Yeah, I know that the Catholic church accepts evolution, although I don’t know their stance on global warming.  I was referring to global-warming deniers in general, and not specifically Catholics.  I only personally know one global warming-denier, and he is also Catholic, but I know better than to generalize from that one case.  It’s a large and diverse group and you’re right that we shouldn’t make the mistake of lumping them with fundagelicals.

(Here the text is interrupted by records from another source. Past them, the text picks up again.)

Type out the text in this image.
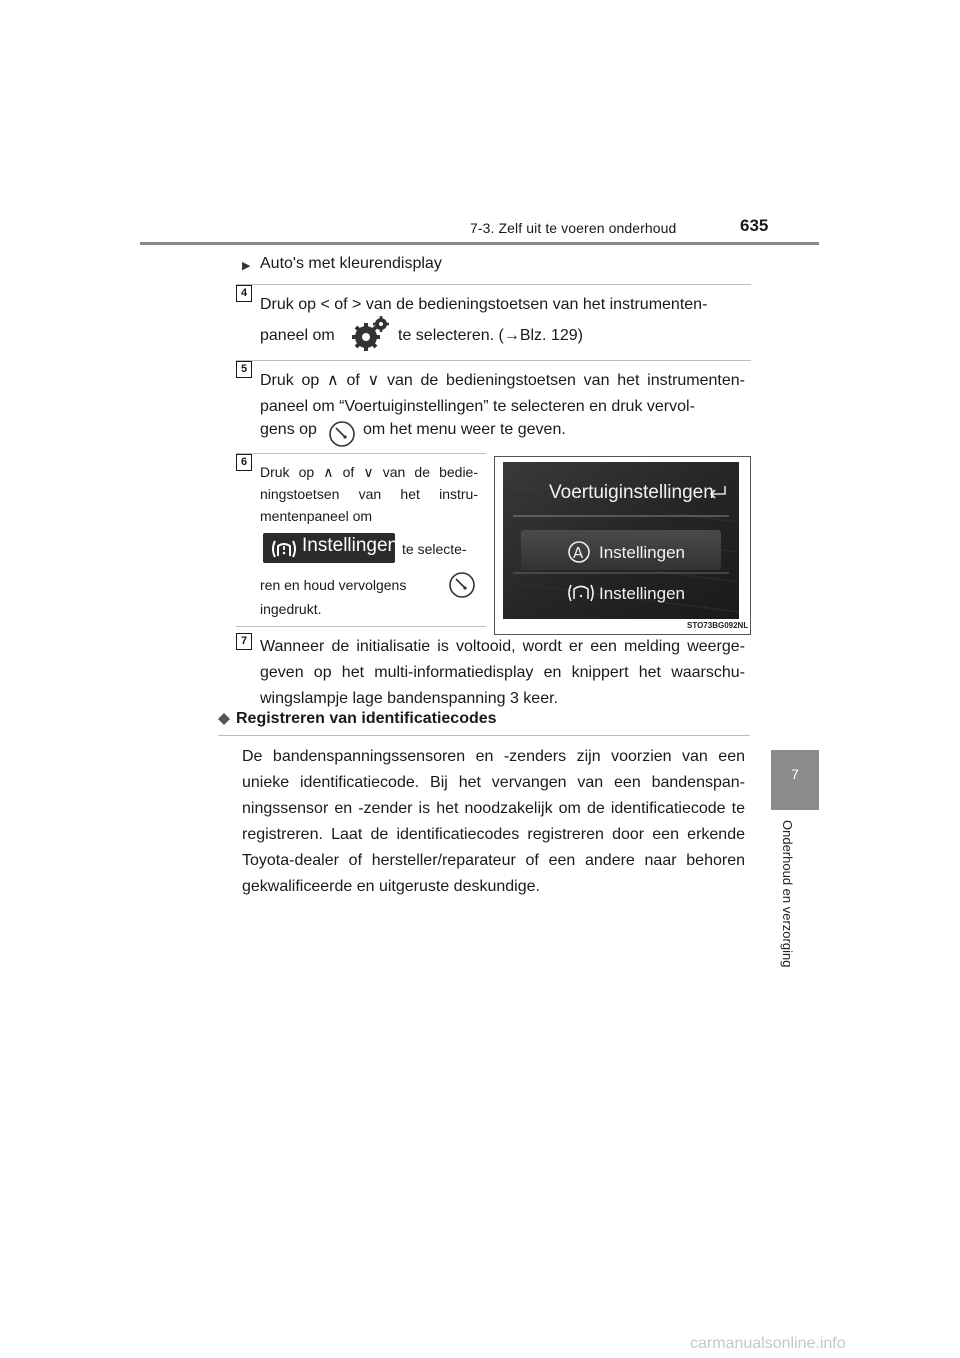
7-3. Zelf uit te voeren onderhoud	635
7
Onderhoud en verzorging
▶ Auto's met kleurendisplay
4
Druk op < of > van de bedieningstoetsen van het instrumenten-
paneel om	te selecteren. (→Blz. 129)
5
Druk op ∧ of ∨ van de bedieningstoetsen van het instrumenten-paneel om “Voertuiginstellingen” te selecteren en druk vervol-
gens op	om het menu weer te geven.
6
Druk op ∧ of ∨ van de bedie-ningstoetsen van het instru-mentenpaneel om
Instellingen te selecte-
ren en houd vervolgens
ingedrukt.
A
Voertuiginstellingen
Instellingen
Instellingen
STO73BG092NL
7 Wanneer de initialisatie is voltooid, wordt er een melding weerge-geven op het multi-informatiedisplay en knippert het waarschu-wingslampje lage bandenspanning 3 keer.
Registreren van identificatiecodes
De bandenspanningssensoren en -zenders zijn voorzien van een unieke identificatiecode. Bij het vervangen van een bandenspan-ningssensor en -zender is het noodzakelijk om de identificatiecode te registreren. Laat de identificatiecodes registreren door een erkende Toyota-dealer of hersteller/reparateur of een andere naar behoren gekwalificeerde en uitgeruste deskundige.
carmanualsonline.info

FWIW, I was raised Methodist, and that church also officially accepts evolution, but there were plenty of creationists of all stripes in the very same church.  One time someone yelled at me harshly for even mentioning the E-word, and a different time someone insisted that I use the word “adapt” instead of “evolve” when talking about a species of fish that was newly discovered.

Comment #72: bananacat  on  02/12  at  04:57 PM

The only significant change was banking deregulation. And the people who did that were 85% male or more.

Phil Gramm (R)
Jim Leach (R)
Thomas Bliley (R)

All Republicans, all men.  And at least one of them, Gramm, a textbook-definition fuck-you-I’ve-got-mine asshole.

Comment #73: liberalrob  on  02/12  at  09:01 PM

Wait, you’re saying that PeterZeroOne is a smart troll?

Au Contraire!  I posit that he learned the speak this rhetoric, but NOT understand the tactical benefits of what he said.  It just sounds cool and sly to his unrefined ears, while his betters reserve the ability to shift the lay of debate.

I know I ought to let this alone and after this I swear I will, but

(for the record)

shah8, it’s not so much that I think PeterZeroOne is smart, it’s just that I doubt that the people who are running him are dumb.

Aside from that, I agree (this time) with everything you say.  Cheers!